FASHION : Herman Walks Away With It Once Again

There were few surprises at the California Mart’s seventh annual Marty retailer awards and holiday fashion show Monday night. Ron Herman of Fred Segal Melrose walked away with the best retailing award for the second consecutive year and for the third time in the show’s 7-year history.

The highlight and culmination of the evening came when Herman, whose Fred Segal store has become something of an institution in the 20 years it has stood at the corner of Melrose Avenue and Crescent Heights Boulevard in West Hollywood, accepted his much-deserved award. He credited the store’s success and visibility over the years to maintaining a simple philosophy--"jeans are the basis of everything"--and to risk-taking, even in the most cautious of times.

Explains the Risk

“People always say to me, ‘You can get away with that because you’re Fred Segal,’ ” Herman explained of the intrigue that has always surrounded the store. “But I say, ‘we’re Fred Segal just because we do that.’ ”


And, despite its large size (Herman is currently in the process of adding a 9,000-square-foot second story to the building) and reputation for catering to celebrities, Herman still likes to view the red, white and blue landmark as a “Ma and Pa operation,” where alterations are free, the warehouse is still on the premises and a welcome mat greets its customers as they walk through the door.

The list of nominees for this year’s award, chosen for their significant retail achievements included: Arthur Banchero for Bonny & Gordon Store for Men in Sacramento, Doug Burnett and Larry Ober for Larry Douglas Ltd. Inc. in Anaheim, Marvin Chanin for Chanin’s in Los Angeles, Gary Cohen for Buffalo in Tarzana, Millard Drexler for the Gap Inc. in San Bruno, Kenneth Fasola and Elaine Kim for ECRU in Los Angeles and Douglas Swerland for Jay Jacobs Inc. in Seattle.

A holiday fashion show rounded out the evening, held in conjunction with the California International Menswear Market. The show featured 37 West Coast collections. Colors were sedate, with black, white and gray dominating holiday dress-up looks. Neutrals, especially brown, olive drab, taupe and navy, made up the palette for more casual sportswear.

The bright spots came from color accents--turquoise, plum, orange and red, featured primarily in cardigan and crew neck sweaters. Other sweaters were a blast of colorful Aztec and Southwest prints. Boldly patterned shirts, reminiscent of the ‘70s, were worn with bolo ties.

Dress-Up Looks

Some romantic, dress-up looks were the highlight of the show. Babylon Bus’ high-waisted velvet pants, pleated and embroidered shirts, scrolled vests and cutaway coats were a standout, if too flamboyant for the typical male customer. Joe Dahun’s shirts, one with a ruffle front, one with pleated balloon sleeves, received high marks for innovation and excitement.

Some novelty looks took their cue from recent women’s wear collections.

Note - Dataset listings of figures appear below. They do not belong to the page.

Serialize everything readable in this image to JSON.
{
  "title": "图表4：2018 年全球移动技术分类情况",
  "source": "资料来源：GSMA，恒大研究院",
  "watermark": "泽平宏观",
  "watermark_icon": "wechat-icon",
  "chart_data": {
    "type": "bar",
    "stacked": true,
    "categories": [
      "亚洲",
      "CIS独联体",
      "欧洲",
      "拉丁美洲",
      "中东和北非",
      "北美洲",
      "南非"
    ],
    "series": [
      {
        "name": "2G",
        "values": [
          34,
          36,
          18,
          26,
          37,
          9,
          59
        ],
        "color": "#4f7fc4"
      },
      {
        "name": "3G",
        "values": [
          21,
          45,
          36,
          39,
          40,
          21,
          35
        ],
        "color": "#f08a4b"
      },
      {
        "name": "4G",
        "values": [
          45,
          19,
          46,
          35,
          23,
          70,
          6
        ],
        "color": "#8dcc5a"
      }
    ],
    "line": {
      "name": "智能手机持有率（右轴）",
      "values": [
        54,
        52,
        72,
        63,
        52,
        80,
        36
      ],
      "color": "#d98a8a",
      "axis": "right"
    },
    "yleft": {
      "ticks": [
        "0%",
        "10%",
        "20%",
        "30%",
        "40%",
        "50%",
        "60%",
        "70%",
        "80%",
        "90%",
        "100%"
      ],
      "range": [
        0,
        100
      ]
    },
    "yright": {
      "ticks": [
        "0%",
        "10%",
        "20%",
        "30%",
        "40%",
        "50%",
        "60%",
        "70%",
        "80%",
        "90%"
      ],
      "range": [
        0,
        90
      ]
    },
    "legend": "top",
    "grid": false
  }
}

Joe Boxer’s bold polka-dot tops over wide-stripe pants, Axis’ huge dot velveteen blouson jacket and Pazzo’s mini-dot shorts and tops captured the spirit of the holiday season.

Blouson jackets and shorter waistcoats paired with both casual slacks and walking shorts were seen throughout these holiday collections. While many men might need some convincing to wear it, this fast-forward silhouette seems here to stay.